Resampling results across tuning parameters:
max_depth nrounds RMSE Rsquared RMSE SD Rsquared SD
1 50 1.0130456 0.7681330 0.010918047 0.007353824
1 100 1.0038036 0.7723058 0.010863621 0.007558934
1 150 0.9989381 0.7744915 0.010900582 0.007602353
2 50 0.9851318 0.7806992 0.010356168 0.007234972
2 100 0.9752206 0.7850671 0.010193392 0.007342830
2 150 0.9711467 0.7868439 0.010170191 0.007324614
3 50 0.9723670 0.7863109 0.010728093 0.007085609
3 100 0.9676703 0.7883940 0.010288853 0.006705919
3 150 0.9674846 0.7884925 0.009959612 0.006718457
Tuning parameter 'eta' was held constant at a value of 0.3
RMSE was used to select the optimal model using the smallest value.

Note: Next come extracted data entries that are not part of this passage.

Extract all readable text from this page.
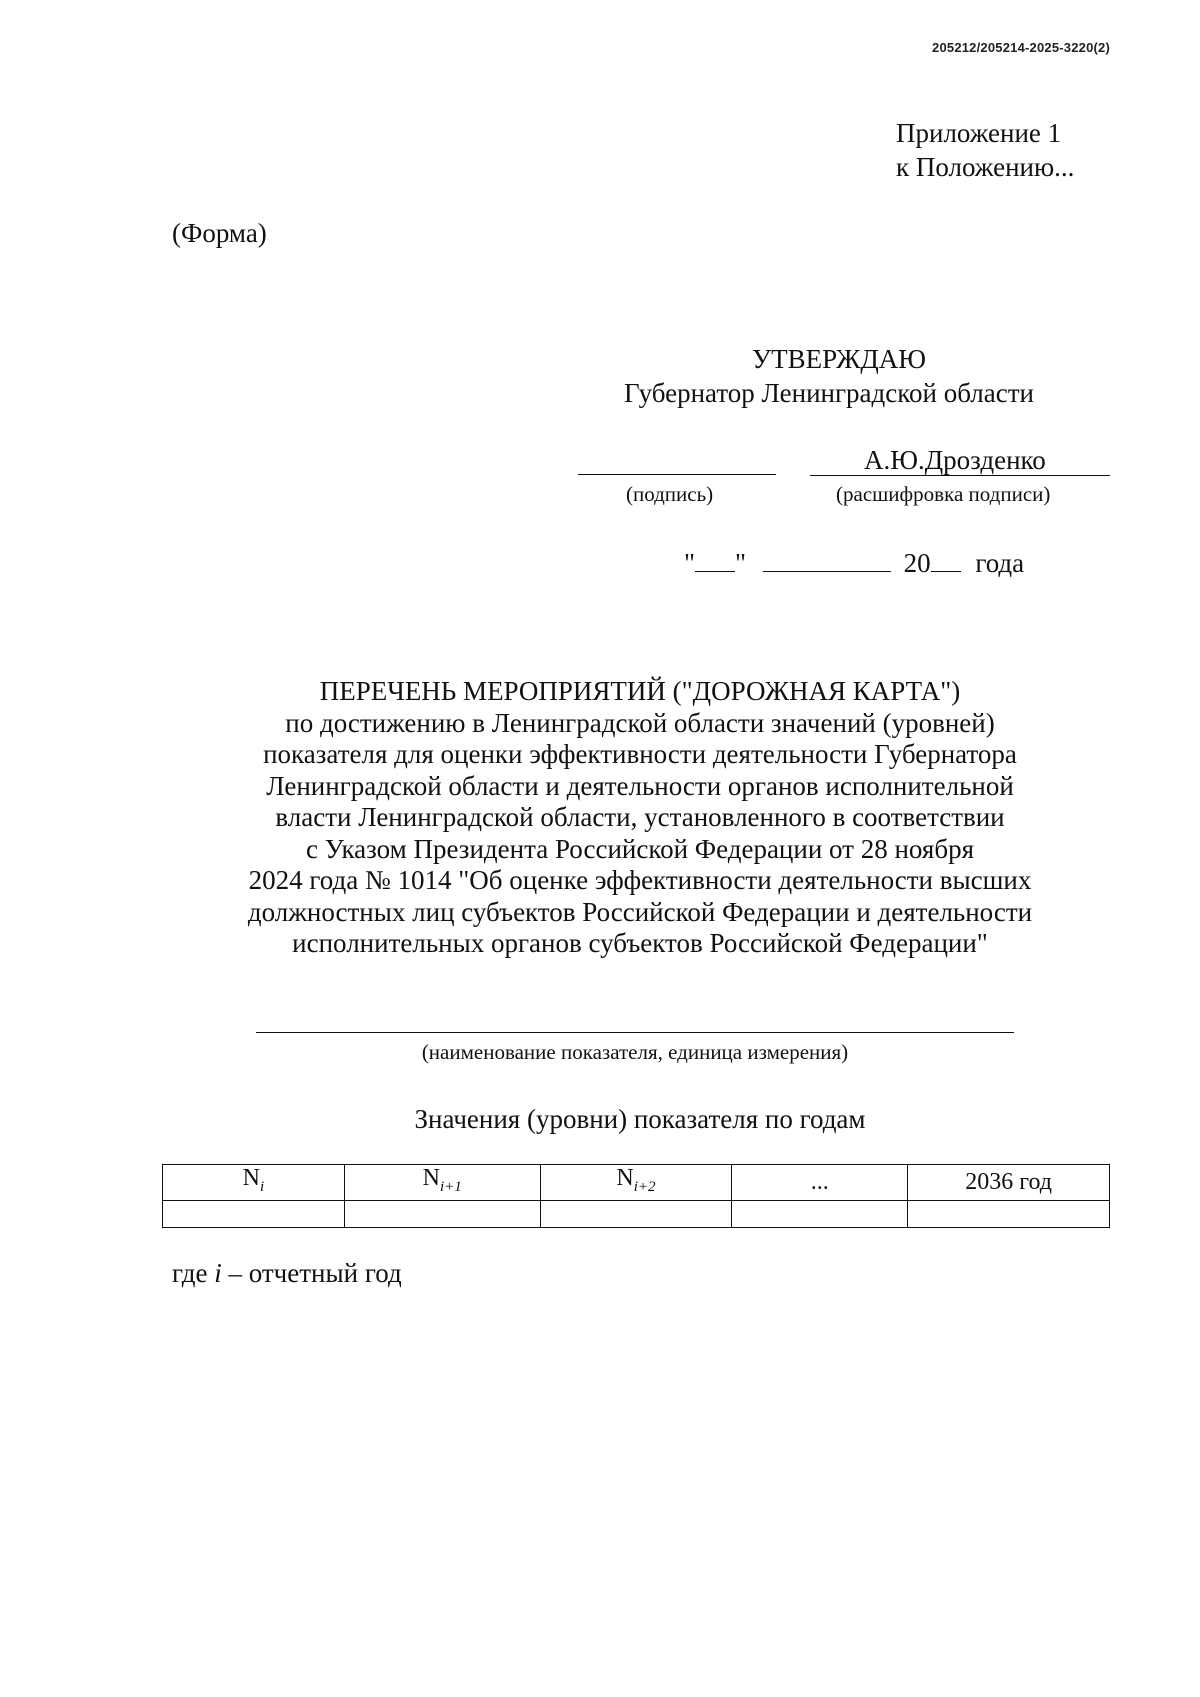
205212/205214-2025-3220(2)
Приложение 1
к Положению...
(Форма)
УТВЕРЖДАЮ
Губернатор Ленинградской области
А.Ю.Дрозденко
(подпись)	(расшифровка подписи)
" "	20 года
ПЕРЕЧЕНЬ МЕРОПРИЯТИЙ ("ДОРОЖНАЯ КАРТА")
по достижению в Ленинградской области значений (уровней)
показателя для оценки эффективности деятельности Губернатора
Ленинградской области и деятельности органов исполнительной
власти Ленинградской области, установленного в соответствии
с Указом Президента Российской Федерации от 28 ноября
2024 года № 1014 "Об оценке эффективности деятельности высших
должностных лиц субъектов Российской Федерации и деятельности
исполнительных органов субъектов Российской Федерации"
(наименование показателя, единица измерения)
Значения (уровни) показателя по годам
$N_i$	$N_{i+1}$	$N_{i+2}$	...	2036 год

где i – отчетный год
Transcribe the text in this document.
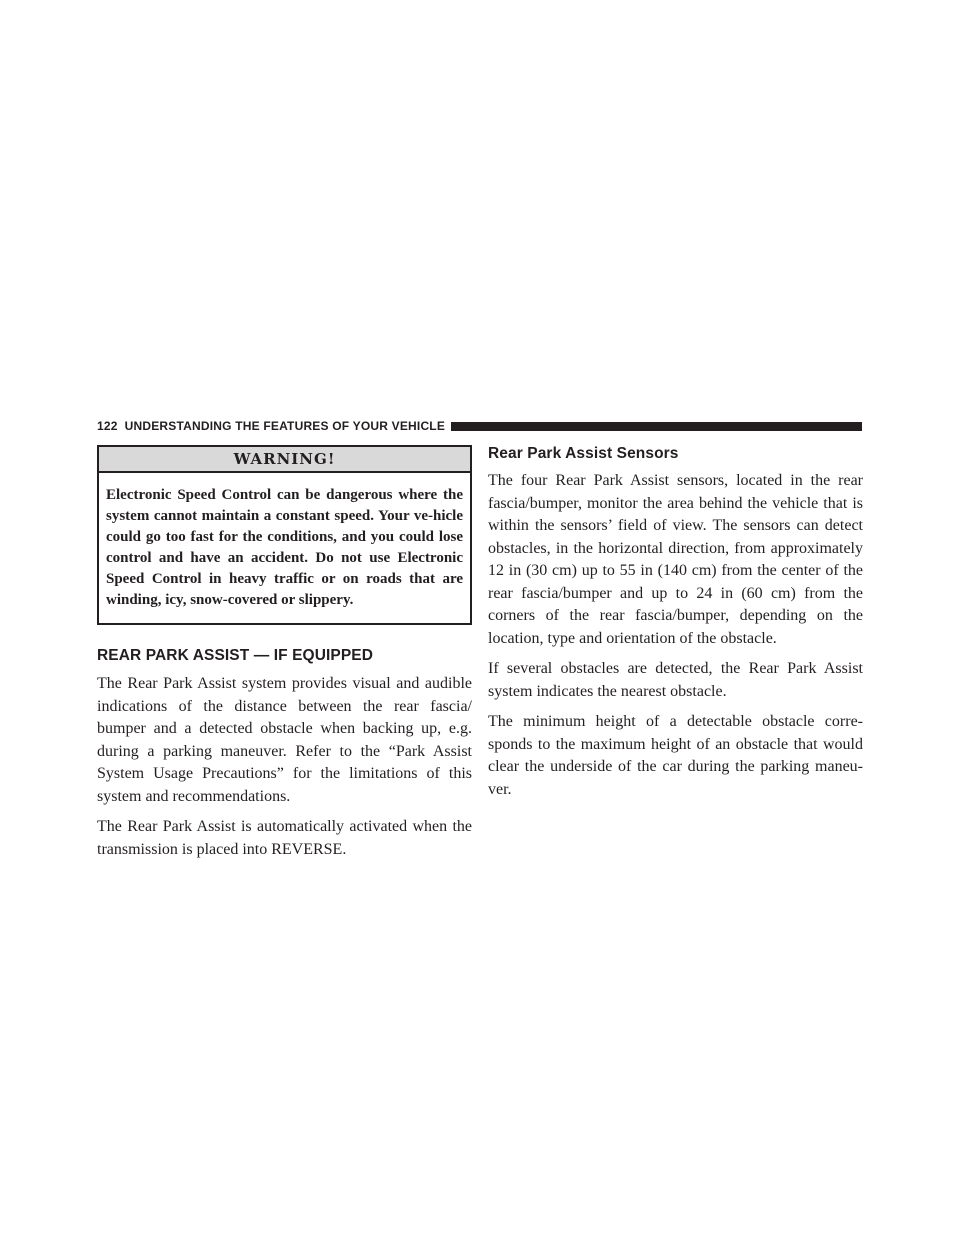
122 UNDERSTANDING THE FEATURES OF YOUR VEHICLE
WARNING!
Electronic Speed Control can be dangerous where the system cannot maintain a constant speed. Your ve-hicle could go too fast for the conditions, and you could lose control and have an accident. Do not use Electronic Speed Control in heavy traffic or on roads that are winding, icy, snow-covered or slippery.
REAR PARK ASSIST — IF EQUIPPED

The Rear Park Assist system provides visual and audible indications of the distance between the rear fascia/ bumper and a detected obstacle when backing up, e.g. during a parking maneuver. Refer to the “Park Assist System Usage Precautions” for the limitations of this system and recommendations.

The Rear Park Assist is automatically activated when the transmission is placed into REVERSE.

Rear Park Assist Sensors

The four Rear Park Assist sensors, located in the rear fascia/bumper, monitor the area behind the vehicle that is within the sensors’ field of view. The sensors can detect obstacles, in the horizontal direction, from approximately 12 in (30 cm) up to 55 in (140 cm) from the center of the rear fascia/bumper and up to 24 in (60 cm) from the corners of the rear fascia/bumper, depending on the location, type and orientation of the obstacle.

If several obstacles are detected, the Rear Park Assist system indicates the nearest obstacle.

The minimum height of a detectable obstacle corre-sponds to the maximum height of an obstacle that would clear the underside of the car during the parking maneu-ver.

The final values used for the model were nrounds = 150, max_depth = 3 and eta = 0.3.
What's the best way to analyze the prediction results besides MSE? Can we compute confidence intervals? etc.?
Best Answer
Ch.8 of "Introduction to Statistical Learning with R" not only discusses gradient boosting but has actual code on using gbm.